Time to Smell the Roses
- 2007 first edition
- Author: Michael Hoeye
- Language: English
- Genre: Children's novel
- Publisher: Speak, a division of Penguin Putnam
- Publication date: 2007
- Publication place: United States
- Media type: Print (Hardback & Paperback)
- ISBN: 0-141-32178-4
- Preceded by: No Time Like Show Time

= Time to Smell the Roses =

2007 novel by Michael Hoeye

Time to Smell the Roses is a children's fantasy mystery novel by Michael Hoeye, first published in 2007. It is the fourth book in the Hermux Tantamoq series, which includes Time Stops for No Mouse, The Sands of Time, and No Time Like Show Time.

==Plot summary==
While watchmaker and sporadic detective-mouse Hermux Tantamoq is planning his wedding to the aviator Linka Perflinger, multi-millionaire Androse De Rosenquill sends for him and asks him to find a missing squirrel. At the same time, the cosmetics boss Tucka Mertslin is scheming with an unprincipled scientist against a rival cosmetician. A beautiful garden is vandalized, and a body is found which no one recognizes.

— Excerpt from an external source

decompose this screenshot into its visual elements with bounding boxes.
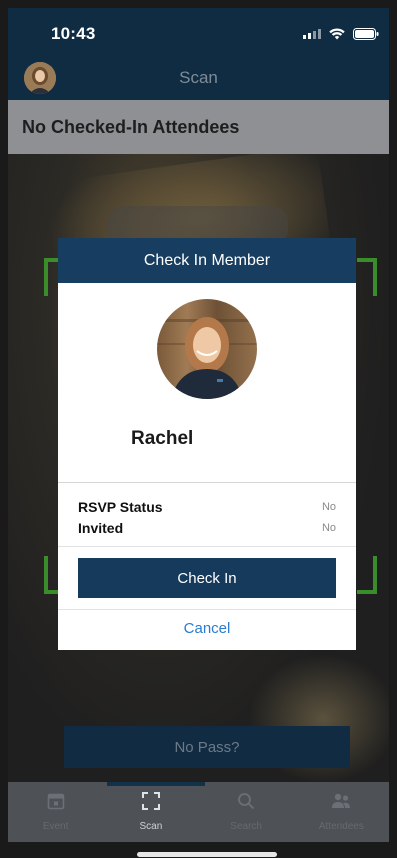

As Hermux carefully pursues his task, he finds unexpected connections.

The familiar cast of rodents, insects, and others from the three previous Hermux Tantamoq books now includes Thirxen Ghoulter, a coroner whose profession is taxidermy.

Terfle is Hermux's smart pet ladybug, who travels with him and likes to eat jelly and dried aphids.